Alleinerzieherabsetzbetrag in aufrechter Ehe

Entscheidungstext

IM NAMEN DER REPUBLIK

Das Bundesfinanzgericht hat durch den Richter***Ri*** in der Beschwerdesache ***Bf1***, ***Bf1-Adr***, vertreten durch Vertreter, Adresse, über die Beschwerde vom gegen den Bescheid des Finanzamtes Österreich vom betreffend Einkommensteuer (Arbeitnehmerveranlagung) 2019 Steuernummer ***BF1StNr1*** zu Recht erkannt:

Die Beschwerde wird gemäß § 279 BAO als unbegründet abgewiesen.
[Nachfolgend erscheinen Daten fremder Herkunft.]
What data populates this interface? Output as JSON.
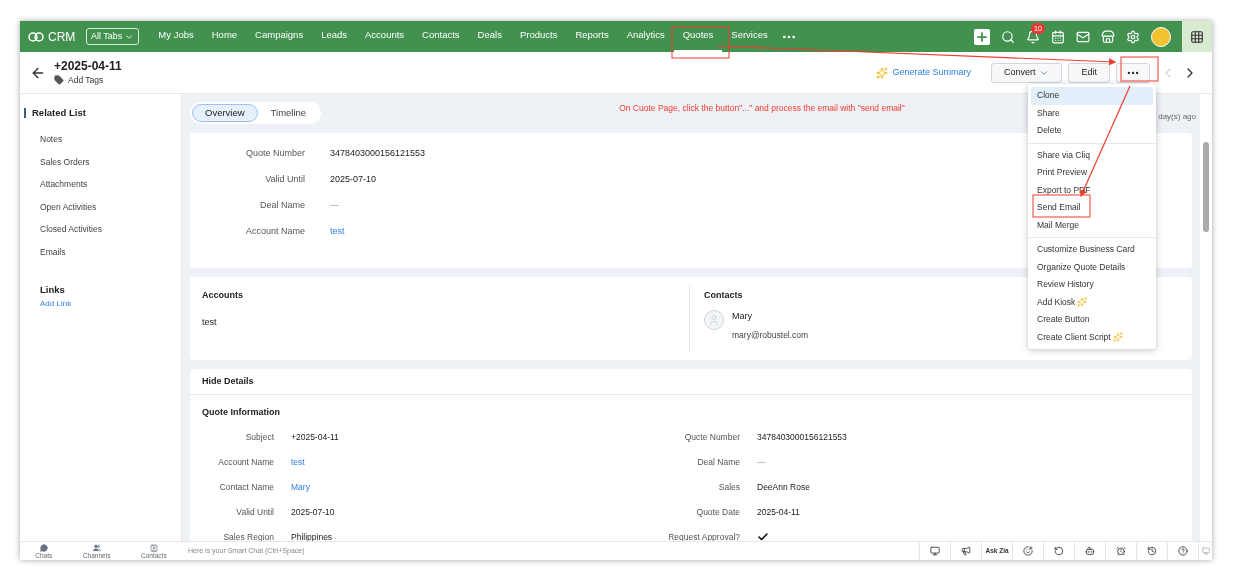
{
  "app": {
    "name": "CRM",
    "all_tabs": "All Tabs"
  },
  "nav_tabs": [
    {
      "label": "My Jobs",
      "selected": false
    },
    {
      "label": "Home",
      "selected": false
    },
    {
      "label": "Campaigns",
      "selected": false
    },
    {
      "label": "Leads",
      "selected": false
    },
    {
      "label": "Accounts",
      "selected": false
    },
    {
      "label": "Contacts",
      "selected": false
    },
    {
      "label": "Deals",
      "selected": false
    },
    {
      "label": "Products",
      "selected": false
    },
    {
      "label": "Reports",
      "selected": false
    },
    {
      "label": "Analytics",
      "selected": false
    },
    {
      "label": "Quotes",
      "selected": true
    },
    {
      "label": "Services",
      "selected": false
    }
  ],
  "notification_count": "10",
  "record": {
    "title": "+2025-04-11",
    "add_tags": "Add Tags",
    "generate_summary": "Generate Summary",
    "convert": "Convert",
    "edit": "Edit"
  },
  "sidebar": {
    "title": "Related List",
    "items": [
      "Notes",
      "Sales Orders",
      "Attachments",
      "Open Activities",
      "Closed Activities",
      "Emails"
    ],
    "links_title": "Links",
    "add_link": "Add Link"
  },
  "view_tabs": [
    {
      "label": "Overview",
      "selected": true
    },
    {
      "label": "Timeline",
      "selected": false
    }
  ],
  "annotation": "On Cuote Page, click the button\"...\" and process the email with \"send email\"",
  "last_modified": "day(s) ago",
  "overview_fields": [
    {
      "label": "Quote Number",
      "value": "3478403000156121553",
      "kind": "text"
    },
    {
      "label": "Valid Until",
      "value": "2025-07-10",
      "kind": "text"
    },
    {
      "label": "Deal Name",
      "value": "—",
      "kind": "empty"
    },
    {
      "label": "Account Name",
      "value": "test",
      "kind": "link"
    }
  ],
  "accounts": {
    "title": "Accounts",
    "name": "test"
  },
  "contacts": {
    "title": "Contacts",
    "name": "Mary",
    "email": "mary@robustel.com"
  },
  "details": {
    "toggle": "Hide Details",
    "section": "Quote Information",
    "left": [
      {
        "label": "Subject",
        "value": "+2025-04-11",
        "kind": "text"
      },
      {
        "label": "Account Name",
        "value": "test",
        "kind": "link"
      },
      {
        "label": "Contact Name",
        "value": "Mary",
        "kind": "link"
      },
      {
        "label": "Valid Until",
        "value": "2025-07-10",
        "kind": "text"
      },
      {
        "label": "Sales Region",
        "value": "Philippines",
        "kind": "text"
      }
    ],
    "right": [
      {
        "label": "Qucte Number",
        "value": "3478403000156121553",
        "kind": "text"
      },
      {
        "label": "Deal Name",
        "value": "—",
        "kind": "empty"
      },
      {
        "label": "Sales",
        "value": "DeeAnn Rose",
        "kind": "text"
      },
      {
        "label": "Quote Date",
        "value": "2025-04-11",
        "kind": "text"
      },
      {
        "label": "Request Approval?",
        "kind": "check"
      }
    ]
  },
  "menu": [
    [
      {
        "label": "Clone",
        "selected": true,
        "sparkle": false
      },
      {
        "label": "Share",
        "selected": false,
        "sparkle": false
      },
      {
        "label": "Delete",
        "selected": false,
        "sparkle": false
      }
    ],
    [
      {
        "label": "Share via Cliq",
        "selected": false,
        "sparkle": false
      },
      {
        "label": "Print Preview",
        "selected": false,
        "sparkle": false
      },
      {
        "label": "Export to PDF",
        "selected": false,
        "sparkle": false
      },
      {
        "label": "Send Email",
        "selected": false,
        "sparkle": false
      },
      {
        "label": "Mail Merge",
        "selected": false,
        "sparkle": false
      }
    ],
    [
      {
        "label": "Customize Business Card",
        "selected": false,
        "sparkle": false
      },
      {
        "label": "Organize Quote Details",
        "selected": false,
        "sparkle": false
      },
      {
        "label": "Review History",
        "selected": false,
        "sparkle": false
      },
      {
        "label": "Add Kiosk",
        "selected": false,
        "sparkle": true
      },
      {
        "label": "Create Button",
        "selected": false,
        "sparkle": false
      },
      {
        "label": "Create Client Script",
        "selected": false,
        "sparkle": true
      }
    ]
  ],
  "bottom_bar": {
    "apps": [
      "Chats",
      "Channels",
      "Contacts"
    ],
    "smart_chat": "Here is your Smart Chat (Ctrl+Space)",
    "ask_zia": "Ask Zia"
  }
}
II. Gegen dieses Erkenntnis ist eine ordentliche Revision an den Verwaltungsgerichtshof nach Art. 133 Abs. 4 Bundes-Verfassungsgesetz (B-VG) nicht zulässig.

Entscheidungsgründe

I. Verfahrensgang

Streit zwischen den Verfahrensparteien besteht darüber, ob der Alleinerzieherabsetzbetrag der verheirateten Beschwerdeführerin (Bf) zusteht.

Die Bf hat in der Arbeitnehmerveranlagung 2019, eingelangt beim zuständigen Finanzamt am , den Alleinerzieherabsetzbetrag beantragt.

Das Finanzamt hat im Einkommensteuerbescheid 2019 vom den Alleinerzieherabsetzbetrag nicht berücksichtigt, weil die Bf im Veranlagungsjahr mehr als 6 Monate in einer Gemeinschaft mit ihrem Ehepartner gelebt hat.

Die Bf hat dagegen fristgerecht, durch ihre steuerliche Vertretung, beim Finanzamt das Rechtsmittel der Beschwerde eingebracht.

In der Beschwerde wird ausgeführt, dass die Bf im Jahr 2019 nur mit ihrem Sohn im gemeinsamen Haushalt lebte und nicht mit ihrem Ehepartner, mit dem sie seit tt.mm.2018 verheiratet ist. Ihr Ehemann übersiedelte erst am zur Bf, womit erst ab diesem Datum der gemeinsame Haushalt begründet wurde, und somit der Alleinerzieherabsetzbetrag für das Jahr 2019 der Bf zustehe.

Das Finanzamt, als Rechtsnachfolger für das Finanzamt alt (gem §323b Abs 1 BAO) hat am die Beschwerdevorentscheidung erlassen und mit folgender Begründung den Alleinerzieherabsetzbetrag versagt:

"Nach Lehre und ständiger Rechtsprechung des Verwaltungsgerichtshofes haben verheiratete Personen nur dann Anspruch auf den Alleinerzieherabsetzbetrag, wenn sie von ihrem Ehegatten dauernd getrennt leben. Eine aufrechte Ehe spricht grundsätzlich gegen eine dauernd getrennte Lebensführung; es ist den Ehegatten allerdings möglich, diese Vermutung zu widerlegen ( 89/13/0135).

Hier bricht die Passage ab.